CHESTER A. ARTHUR
1881 - 1885
Arizona Timeline
1881 - The first house erected in Kingman was the dwelling of Henry P. Ewing and William Heimrod. It was destroyed by fire in June of 1903.
1881 - Southern Pacific Railroad crosses southern Arizona.
1882 – Kingman ( formerly known as Middleton) established as a siding on the new Atlantic and Pacific Railroad ( Santa Fe).
1883 - The Atlantic and Pacific Railroad crosses Northern Arizona Territory, reaching Kingman in March and the Colorado River in August.

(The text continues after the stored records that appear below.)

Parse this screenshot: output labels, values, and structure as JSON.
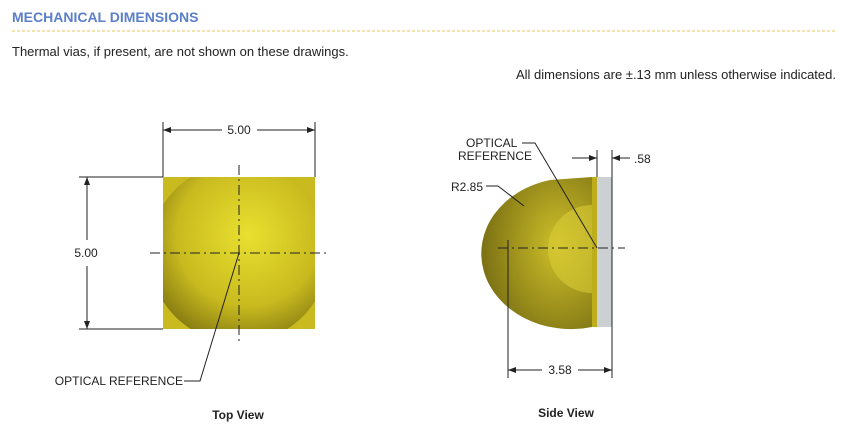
{
  "header": {
    "title": "MECHANICAL DIMENSIONS"
  },
  "notes": {
    "vias": "Thermal vias, if present, are not shown on these drawings.",
    "tolerance": "All dimensions are ±.13 mm unless otherwise indicated."
  },
  "top_view": {
    "width": "5.00",
    "height": "5.00",
    "reference": "OPTICAL REFERENCE",
    "caption": "Top View"
  },
  "side_view": {
    "reference_line1": "OPTICAL",
    "reference_line2": "REFERENCE",
    "radius": "R2.85",
    "thickness": ".58",
    "length": "3.58",
    "caption": "Side View"
  }
}
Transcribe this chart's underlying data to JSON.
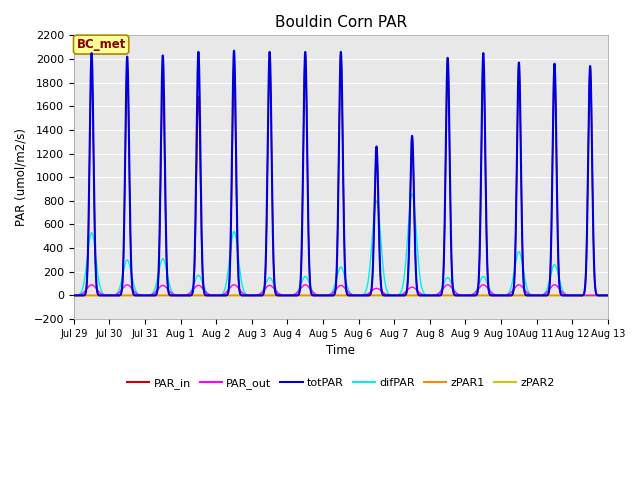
{
  "title": "Bouldin Corn PAR",
  "ylabel": "PAR (umol/m2/s)",
  "xlabel": "Time",
  "ylim": [
    -200,
    2200
  ],
  "yticks": [
    -200,
    0,
    200,
    400,
    600,
    800,
    1000,
    1200,
    1400,
    1600,
    1800,
    2000,
    2200
  ],
  "background_color": "#e8e8e8",
  "fig_background": "#ffffff",
  "legend_label": "BC_met",
  "series_names": [
    "PAR_in",
    "PAR_out",
    "totPAR",
    "difPAR",
    "zPAR1",
    "zPAR2"
  ],
  "series_colors": [
    "#cc0000",
    "#ff00ff",
    "#0000dd",
    "#00eeee",
    "#ff8800",
    "#cccc00"
  ],
  "series_linewidths": [
    1.0,
    1.0,
    1.5,
    1.0,
    1.0,
    1.5
  ],
  "xtick_labels": [
    "Jul 29",
    "Jul 30",
    "Jul 31",
    "Aug 1",
    "Aug 2",
    "Aug 3",
    "Aug 4",
    "Aug 5",
    "Aug 6",
    "Aug 7",
    "Aug 8",
    "Aug 9",
    "Aug 10",
    "Aug 11",
    "Aug 12",
    "Aug 13"
  ],
  "daily_peaks_totPAR": [
    2050,
    2020,
    2030,
    2060,
    2070,
    2060,
    2060,
    2060,
    1260,
    1350,
    2010,
    2050,
    1970,
    1960,
    1940
  ],
  "daily_peaks_PAR_in": [
    1950,
    1920,
    1800,
    1680,
    1870,
    2000,
    2040,
    2050,
    1250,
    1340,
    1980,
    1950,
    1960,
    1960,
    1940
  ],
  "daily_peaks_difPAR": [
    530,
    300,
    310,
    170,
    540,
    150,
    160,
    240,
    800,
    860,
    150,
    160,
    370,
    260,
    0
  ],
  "daily_peaks_PAR_out": [
    90,
    90,
    85,
    85,
    90,
    85,
    90,
    85,
    60,
    70,
    90,
    90,
    90,
    90,
    0
  ],
  "box_color": "#ffff99",
  "box_edge_color": "#aa8800",
  "box_text_color": "#880000"
}
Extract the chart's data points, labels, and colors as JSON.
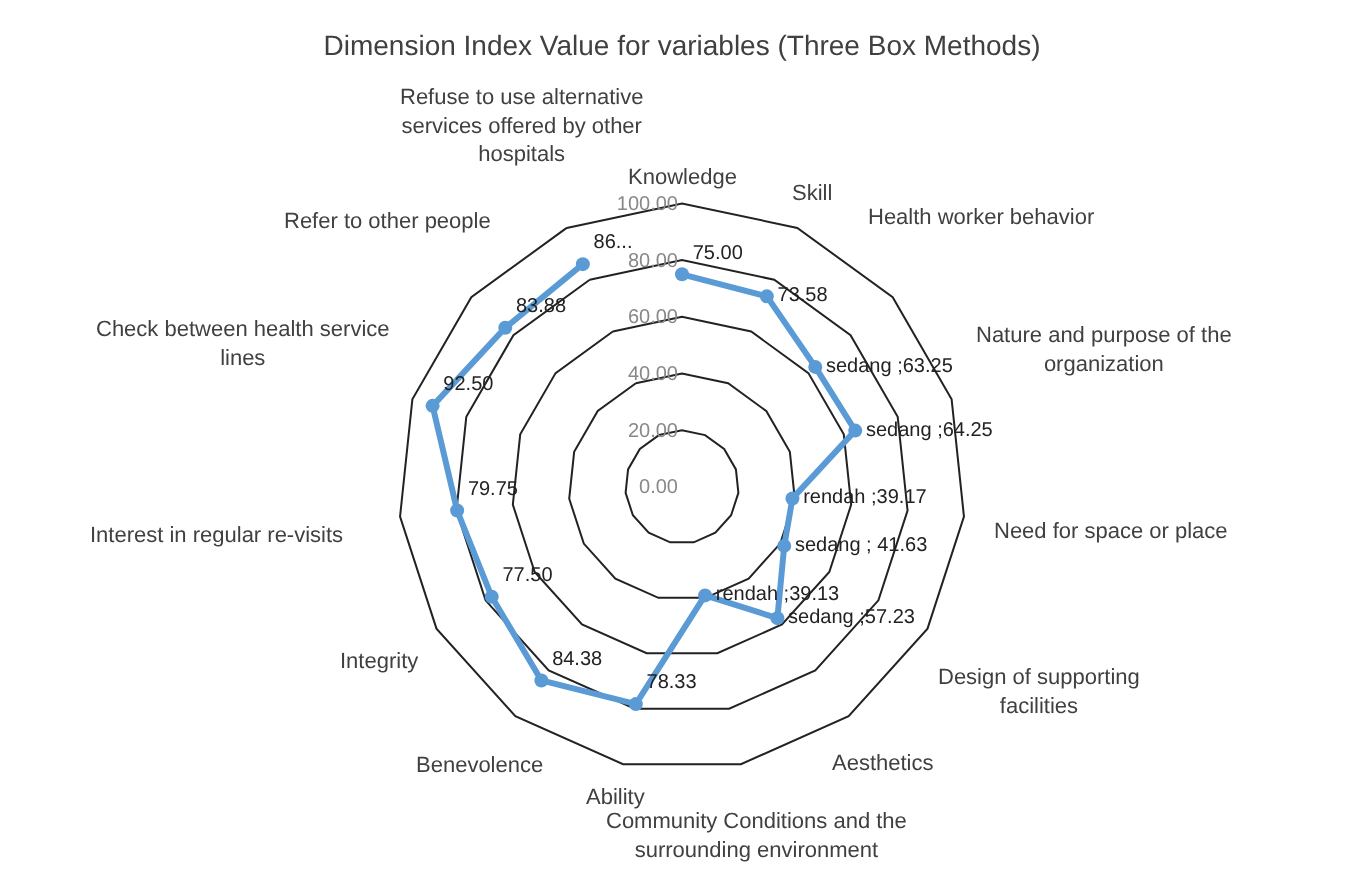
{
  "chart_data": {
    "type": "radar",
    "title": "Dimension Index Value for variables (Three Box Methods)",
    "categories": [
      "Knowledge",
      "Skill",
      "Health worker behavior",
      "Nature and purpose of the organization",
      "Need for space or place",
      "Design of supporting facilities",
      "Aesthetics",
      "Community Conditions and the surrounding environment",
      "Ability",
      "Benevolence",
      "Integrity",
      "Interest in regular re-visits",
      "Check between health service lines",
      "Refer to other people",
      "Refuse to use alternative services offered by other hospitals"
    ],
    "series": [
      {
        "color": "#5b9bd5",
        "values": [
          75.0,
          73.58,
          63.25,
          64.25,
          39.17,
          41.63,
          57.23,
          39.13,
          78.33,
          84.38,
          77.5,
          79.75,
          92.5,
          83.88,
          86
        ],
        "value_labels": [
          "75.00",
          "73.58",
          "sedang ;63.25",
          "sedang ;64.25",
          "rendah ;39.17",
          "sedang ; 41.63",
          "sedang ;57.23",
          "rendah ;39.13",
          "78.33",
          "84.38",
          "77.50",
          "79.75",
          "92.50",
          "83.88",
          "86..."
        ]
      }
    ],
    "ylim": [
      0,
      100
    ],
    "yticks": [
      {
        "value": 0,
        "label": "0.00"
      },
      {
        "value": 20,
        "label": "20.00"
      },
      {
        "value": 40,
        "label": "40.00"
      },
      {
        "value": 60,
        "label": "60.00"
      },
      {
        "value": 80,
        "label": "80.00"
      },
      {
        "value": 100,
        "label": "100.00"
      }
    ],
    "grid": true,
    "marker": "circle"
  }
}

Chester Alan Arthur became our
21st president upon the
assassination of President
Garfield in September of 1881.
During his administration the
Tariff Act of 1883 was passed and
the Southern Pacific, Northern
Pacific and Atchison, Topeka and
Santa Fe railroads were
completed.
Ellen Lewis Herndon Arthur
and Chester Arthur were married
in 1859. Ellen died a few months
before Arthur was nominated as
vice- president. After Arthur
became president, his sister Mary
McElroy served as his hostess.
President Chester A. Arthur was born in 1829 or 1830 in Fairfield, Vermont, the son of a Baptist minister. After graduating from college he taught
school and studied law and was admitted to the bar in 1854. He was successful in suits involving Negroes, one which secured a decision that a slave was
free while in New York, even if he was in transit between two slave states. In 1871 he was appointed Collector of Customs for the Port of New York, but
was asked to resign during the Hayes administration. At that time it was thought that the customs house embodied the evils of the “ spoils system.”
Arthur refused to resign on the grounds that he was not personally responsible, but he was removed in 1878. He became the vice- presidential candidate
on the Republican ticket in 1880, and became President on September 20, 1881, when President Garfield was shot by an assassin. Because Arthur's wife
Ellen had died a few months before his nomination as vice- president, he turned to his sister Mary McElroy, who left her family to help during the White
House social season.
Arthur made many changes in the decoration of the White House during his term in office, with the help of Louis Tiffany of New York. He did not
receive the nomination of his party at the end of his first term, and retired to New York. He died on November 18, 1886.